Saturday 13 February 2016

Can this month be over already?

This place and my health are not good friends. I'm at the point where I'm swinging between anxiety and fury at the thought of having to deal with our medical clinic.
I was supposed to go in each evening this week for a 20-30 minute massage, followed by a 250ml glucose drip. I only did one evening of the glucose drip (I know that all the carbs we eat turn to glucose in the body, but when I eat little to no sugar, that much straight into my system is a bit too much). I gave up on the massages after three days, when the young male masseuse became a little too flirty and familiar for my comfort. Along with this additional "treatment", I was supposed to complete my annual medical check. Kazakh labour code requires a yearly check which includes blood and urine tests, a chest x-ray and ECG. I did the tests and x-ray last week when I was home sick and already heading into the clinic to get my sick leave papers organised. I had forgotten about the ECG, so on Monday when I was in for the massage, I asked about that. I had to wait to Friday: the ECG technician apparently only operated until 5pm, and I'd need to see a doctor afterwards for the final results, and Friday was the only day that they had appointments available and when I could get away from work early.
Friday afternoon rolled around, and I collected my x-ray on the way to the clinic. Once I'm there, I sat around for almost an hour, as the English-speaking receptionist had asked if I could wait while she filed some paperwork (off premises, it turned out). At about three minutes before 5, I used Google Translate to ask another receptionist if I could just do the ECG already, so she took me up. I got the ECG and went back down to the ground floor, presumably to wait to see the doctor to get the final stamp of clearance. But no, apparently I also need to see a "woman doctor" (pap smear, maybe?), which I couldn't do then. I simply do not understand the logic (or incredible lack of logic) of the people in this city/country. Why couldn't they have told me that I needed this extra step LAST WEEK when I was in there 3 or 4 times? I now need to go back yet again on Tuesday morning (no free time on Monday), and risk having to skip half a class to do so. This time of year is insanely busy for me and I have very few consecutive spare lessons; it takes 15-20 minutes by taxi each way from home/work, not to mention the cost (which is actually dirt cheap if I convert into dollars, but still an inconvenience).

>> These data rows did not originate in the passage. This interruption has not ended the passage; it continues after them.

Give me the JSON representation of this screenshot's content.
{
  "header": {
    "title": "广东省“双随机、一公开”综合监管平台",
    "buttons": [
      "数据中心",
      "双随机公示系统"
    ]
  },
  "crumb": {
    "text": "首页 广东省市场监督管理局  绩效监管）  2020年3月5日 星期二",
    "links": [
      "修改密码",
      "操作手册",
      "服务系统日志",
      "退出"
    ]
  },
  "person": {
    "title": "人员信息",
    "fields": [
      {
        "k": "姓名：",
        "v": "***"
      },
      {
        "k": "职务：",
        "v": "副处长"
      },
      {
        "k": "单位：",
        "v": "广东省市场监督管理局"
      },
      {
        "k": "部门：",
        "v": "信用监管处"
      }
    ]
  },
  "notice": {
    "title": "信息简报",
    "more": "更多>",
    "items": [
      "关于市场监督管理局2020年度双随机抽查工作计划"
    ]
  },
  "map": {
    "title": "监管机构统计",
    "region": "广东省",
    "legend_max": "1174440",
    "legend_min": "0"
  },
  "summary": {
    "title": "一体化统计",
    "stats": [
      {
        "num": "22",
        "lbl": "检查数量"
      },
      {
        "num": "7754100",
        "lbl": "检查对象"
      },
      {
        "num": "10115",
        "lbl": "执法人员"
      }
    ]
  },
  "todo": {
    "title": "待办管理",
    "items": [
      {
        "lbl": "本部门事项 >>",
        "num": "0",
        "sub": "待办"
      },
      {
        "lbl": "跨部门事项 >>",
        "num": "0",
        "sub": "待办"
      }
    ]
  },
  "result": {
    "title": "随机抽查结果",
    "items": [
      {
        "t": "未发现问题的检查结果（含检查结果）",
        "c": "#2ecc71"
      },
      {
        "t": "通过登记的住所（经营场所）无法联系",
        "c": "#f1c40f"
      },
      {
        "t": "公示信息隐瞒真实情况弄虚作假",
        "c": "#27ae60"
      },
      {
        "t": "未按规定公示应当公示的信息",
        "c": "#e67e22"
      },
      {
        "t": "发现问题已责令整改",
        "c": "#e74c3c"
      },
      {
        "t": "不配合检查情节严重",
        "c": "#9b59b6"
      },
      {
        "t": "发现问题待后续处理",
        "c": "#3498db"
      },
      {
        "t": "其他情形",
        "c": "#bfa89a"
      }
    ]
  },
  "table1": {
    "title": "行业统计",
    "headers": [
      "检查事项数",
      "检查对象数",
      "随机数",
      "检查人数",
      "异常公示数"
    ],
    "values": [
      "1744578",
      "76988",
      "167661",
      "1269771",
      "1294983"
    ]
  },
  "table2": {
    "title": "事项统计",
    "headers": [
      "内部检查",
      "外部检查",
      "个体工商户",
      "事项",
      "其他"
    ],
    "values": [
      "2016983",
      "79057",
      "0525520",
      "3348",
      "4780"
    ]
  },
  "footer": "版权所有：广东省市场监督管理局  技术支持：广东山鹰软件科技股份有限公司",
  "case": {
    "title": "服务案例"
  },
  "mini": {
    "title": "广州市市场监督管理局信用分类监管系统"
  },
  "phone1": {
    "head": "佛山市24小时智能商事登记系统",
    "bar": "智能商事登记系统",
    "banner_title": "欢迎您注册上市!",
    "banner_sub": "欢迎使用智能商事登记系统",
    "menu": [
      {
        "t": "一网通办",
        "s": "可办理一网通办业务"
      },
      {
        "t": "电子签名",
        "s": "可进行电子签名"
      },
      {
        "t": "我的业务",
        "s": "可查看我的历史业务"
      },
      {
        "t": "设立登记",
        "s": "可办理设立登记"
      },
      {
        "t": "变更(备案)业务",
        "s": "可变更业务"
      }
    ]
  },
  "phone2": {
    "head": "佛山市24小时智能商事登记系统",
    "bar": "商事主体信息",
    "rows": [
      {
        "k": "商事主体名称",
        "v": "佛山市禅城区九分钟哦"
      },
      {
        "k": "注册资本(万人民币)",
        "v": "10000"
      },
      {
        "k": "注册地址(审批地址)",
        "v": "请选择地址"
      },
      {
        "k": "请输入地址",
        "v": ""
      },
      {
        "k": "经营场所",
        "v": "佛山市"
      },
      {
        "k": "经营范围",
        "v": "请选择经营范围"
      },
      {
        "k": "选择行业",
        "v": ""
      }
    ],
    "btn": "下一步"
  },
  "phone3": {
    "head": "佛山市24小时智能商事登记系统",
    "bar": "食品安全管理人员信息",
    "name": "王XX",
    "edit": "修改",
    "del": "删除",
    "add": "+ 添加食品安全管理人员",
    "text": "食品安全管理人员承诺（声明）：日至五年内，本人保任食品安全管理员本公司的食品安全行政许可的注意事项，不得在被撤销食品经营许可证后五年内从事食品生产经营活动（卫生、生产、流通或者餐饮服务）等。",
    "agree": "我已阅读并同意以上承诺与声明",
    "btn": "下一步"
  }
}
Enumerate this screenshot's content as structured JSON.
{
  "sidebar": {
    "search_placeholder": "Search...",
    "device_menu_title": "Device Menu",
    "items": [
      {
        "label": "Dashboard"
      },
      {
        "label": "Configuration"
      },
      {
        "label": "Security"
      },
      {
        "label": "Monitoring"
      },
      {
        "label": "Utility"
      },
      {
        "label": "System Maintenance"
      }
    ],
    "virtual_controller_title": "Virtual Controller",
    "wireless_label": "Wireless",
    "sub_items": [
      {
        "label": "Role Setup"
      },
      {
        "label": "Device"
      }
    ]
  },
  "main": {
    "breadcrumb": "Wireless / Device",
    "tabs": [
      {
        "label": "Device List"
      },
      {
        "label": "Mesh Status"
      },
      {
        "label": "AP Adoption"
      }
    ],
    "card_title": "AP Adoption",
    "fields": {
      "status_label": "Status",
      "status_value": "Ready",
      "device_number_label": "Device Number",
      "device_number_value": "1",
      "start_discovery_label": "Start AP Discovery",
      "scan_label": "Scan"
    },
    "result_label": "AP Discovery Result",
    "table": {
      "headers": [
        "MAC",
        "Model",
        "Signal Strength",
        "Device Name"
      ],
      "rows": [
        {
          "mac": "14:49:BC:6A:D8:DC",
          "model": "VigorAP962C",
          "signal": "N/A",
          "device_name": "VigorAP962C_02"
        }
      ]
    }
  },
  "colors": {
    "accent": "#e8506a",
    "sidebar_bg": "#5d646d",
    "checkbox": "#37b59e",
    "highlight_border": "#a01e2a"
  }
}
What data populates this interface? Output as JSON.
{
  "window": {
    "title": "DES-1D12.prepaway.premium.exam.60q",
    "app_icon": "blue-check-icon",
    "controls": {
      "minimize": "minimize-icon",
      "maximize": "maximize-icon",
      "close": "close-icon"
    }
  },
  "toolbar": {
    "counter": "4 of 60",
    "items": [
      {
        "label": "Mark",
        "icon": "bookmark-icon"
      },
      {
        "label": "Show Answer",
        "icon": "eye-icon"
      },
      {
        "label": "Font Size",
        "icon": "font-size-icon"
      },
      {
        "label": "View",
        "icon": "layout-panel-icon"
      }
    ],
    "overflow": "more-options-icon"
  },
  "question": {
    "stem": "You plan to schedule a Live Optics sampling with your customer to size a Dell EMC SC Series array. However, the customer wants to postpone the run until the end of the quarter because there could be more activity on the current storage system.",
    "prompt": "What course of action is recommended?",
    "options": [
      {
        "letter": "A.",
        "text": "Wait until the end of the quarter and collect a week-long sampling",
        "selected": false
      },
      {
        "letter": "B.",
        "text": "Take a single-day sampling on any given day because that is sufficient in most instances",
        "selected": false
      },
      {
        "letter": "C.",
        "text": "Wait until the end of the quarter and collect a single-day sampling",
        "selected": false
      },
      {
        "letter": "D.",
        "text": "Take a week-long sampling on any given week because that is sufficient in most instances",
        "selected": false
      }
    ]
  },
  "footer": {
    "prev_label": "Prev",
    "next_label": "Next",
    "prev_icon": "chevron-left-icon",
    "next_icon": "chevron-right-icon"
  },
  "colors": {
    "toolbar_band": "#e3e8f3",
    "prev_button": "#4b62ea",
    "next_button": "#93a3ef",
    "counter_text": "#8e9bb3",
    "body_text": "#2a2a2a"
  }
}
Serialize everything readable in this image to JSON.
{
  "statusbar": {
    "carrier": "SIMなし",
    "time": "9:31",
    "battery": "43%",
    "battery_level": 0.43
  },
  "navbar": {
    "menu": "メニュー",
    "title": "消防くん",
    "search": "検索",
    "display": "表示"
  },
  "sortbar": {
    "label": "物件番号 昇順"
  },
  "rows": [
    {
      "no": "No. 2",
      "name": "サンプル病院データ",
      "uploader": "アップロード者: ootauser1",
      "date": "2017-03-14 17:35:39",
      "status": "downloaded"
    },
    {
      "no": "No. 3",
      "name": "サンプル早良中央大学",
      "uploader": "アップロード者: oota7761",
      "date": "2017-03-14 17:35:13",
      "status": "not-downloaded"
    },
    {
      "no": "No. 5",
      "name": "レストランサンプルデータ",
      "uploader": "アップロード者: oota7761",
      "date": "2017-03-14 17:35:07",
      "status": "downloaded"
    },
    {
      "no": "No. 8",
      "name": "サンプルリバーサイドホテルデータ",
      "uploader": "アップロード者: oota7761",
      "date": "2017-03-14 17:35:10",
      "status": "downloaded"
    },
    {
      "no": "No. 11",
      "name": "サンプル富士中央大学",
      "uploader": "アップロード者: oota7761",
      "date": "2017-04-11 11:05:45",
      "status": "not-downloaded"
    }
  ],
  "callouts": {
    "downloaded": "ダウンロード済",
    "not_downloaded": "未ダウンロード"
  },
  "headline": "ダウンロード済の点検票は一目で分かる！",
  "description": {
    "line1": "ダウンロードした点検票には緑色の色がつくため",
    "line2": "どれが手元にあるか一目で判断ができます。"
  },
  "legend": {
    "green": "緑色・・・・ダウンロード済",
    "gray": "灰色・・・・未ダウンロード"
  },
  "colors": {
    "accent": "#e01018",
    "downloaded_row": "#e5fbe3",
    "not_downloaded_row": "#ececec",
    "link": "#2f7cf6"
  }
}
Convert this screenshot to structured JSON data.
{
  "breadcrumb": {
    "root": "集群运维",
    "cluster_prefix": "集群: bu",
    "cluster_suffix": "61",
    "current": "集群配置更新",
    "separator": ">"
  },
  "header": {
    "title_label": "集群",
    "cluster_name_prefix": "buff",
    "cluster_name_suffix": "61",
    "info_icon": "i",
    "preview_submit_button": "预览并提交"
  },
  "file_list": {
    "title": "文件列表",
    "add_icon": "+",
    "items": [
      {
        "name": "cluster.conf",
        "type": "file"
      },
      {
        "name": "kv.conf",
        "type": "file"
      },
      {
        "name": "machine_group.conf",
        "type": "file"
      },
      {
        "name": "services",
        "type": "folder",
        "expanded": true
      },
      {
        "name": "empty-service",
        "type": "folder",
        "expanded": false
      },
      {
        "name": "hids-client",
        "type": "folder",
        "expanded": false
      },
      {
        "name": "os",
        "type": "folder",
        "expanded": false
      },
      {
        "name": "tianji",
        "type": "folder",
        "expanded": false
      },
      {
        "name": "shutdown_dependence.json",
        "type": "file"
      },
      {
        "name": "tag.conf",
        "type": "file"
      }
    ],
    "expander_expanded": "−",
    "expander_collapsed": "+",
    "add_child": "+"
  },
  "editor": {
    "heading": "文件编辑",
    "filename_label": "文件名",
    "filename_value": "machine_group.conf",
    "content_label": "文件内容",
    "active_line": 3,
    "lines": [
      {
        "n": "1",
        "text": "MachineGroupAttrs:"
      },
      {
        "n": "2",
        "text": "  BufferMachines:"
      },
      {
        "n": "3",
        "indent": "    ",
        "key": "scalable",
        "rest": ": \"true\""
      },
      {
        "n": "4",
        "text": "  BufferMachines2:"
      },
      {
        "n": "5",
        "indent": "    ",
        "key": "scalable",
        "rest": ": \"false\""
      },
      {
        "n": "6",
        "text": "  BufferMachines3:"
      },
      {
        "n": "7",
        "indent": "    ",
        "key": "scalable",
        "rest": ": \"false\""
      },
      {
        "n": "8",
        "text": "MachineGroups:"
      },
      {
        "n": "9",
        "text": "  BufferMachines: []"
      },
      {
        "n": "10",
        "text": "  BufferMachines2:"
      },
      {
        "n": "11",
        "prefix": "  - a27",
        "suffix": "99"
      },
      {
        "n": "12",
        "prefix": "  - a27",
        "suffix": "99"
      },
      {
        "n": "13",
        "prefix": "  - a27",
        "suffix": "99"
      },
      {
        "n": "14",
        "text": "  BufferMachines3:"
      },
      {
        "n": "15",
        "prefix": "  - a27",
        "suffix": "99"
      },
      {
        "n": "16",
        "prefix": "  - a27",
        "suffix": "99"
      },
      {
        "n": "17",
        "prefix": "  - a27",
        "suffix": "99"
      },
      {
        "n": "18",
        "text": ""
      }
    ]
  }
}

Isn't this the cutest yet most useless x-Ray you've ever seen?

  
Anyway, apart from hating the "medical system" here, things have been ok. I'm trying to get a group of kids ready to pass the Thinking Skills Assessment, which is set by Nazarbayev University as its entrance exam or to qualify for an international scholarship. However, the actual exam is the same paper used by Cambridge and Oxford universities, among others, as their entrance papers. It's a very difficult paper, even for me, but even more so for these kids who are doing it in their third language while having little to no experience in Critical Thinking. The education they have received has not taught them thinking skills, but rather to regurgitate information (our school system is supposedly trying to change that, but thus far there is little to no evidence of that actually happening). My kids are all working really hard but they're only just halfway to where they need to be, and we've got less than a month to get them there (don't get me started on how the teachers wanted to start classes way back in September but Administration said no, they have IELTS first so it's more important; and, rant no. 2, the fact that the university only released the specifics of the exam mid-December, leaving us even less time to prepare).

Other problems are kinda still around at work, but I've been so busy/preoccupied with medical centre stress that they've faded into the background. Which is maybe a little odd, as one of the other stressors to arise this week was the information that the NIS head office is drastically reducing the number of teachers across the network. Each school will only be allowed 11 international staff, including the VP. Our school had 16 (until one colleague was fired just before Christmas). The reductions for us are occurring in the maths department (one teacher instead of two) and English (from five to two). I don't want to stick around Kyzylorda for another year, but I wouldn't mind a transfer to a nicer city, but this means there'll be more competition for those posts, and preference will be given to teachers who have worked for NIS for at least two years, rather than my year and a half by the time the transfers happen.

Oh, re my title for this post: my car, Gustav, which Sherrie has been driving around, has decided to die, so I want the end of the month to come sooner so I can get paid so we can actually think about buying another car - because Shmee is studying and therefore broke, we've got a deal that she gets to borrow my car as long as I'm not in the country, which is why I need to buy a new one.

19 weeks until we're done for this school year. *Deep breaths*. You can survive this, Andrea.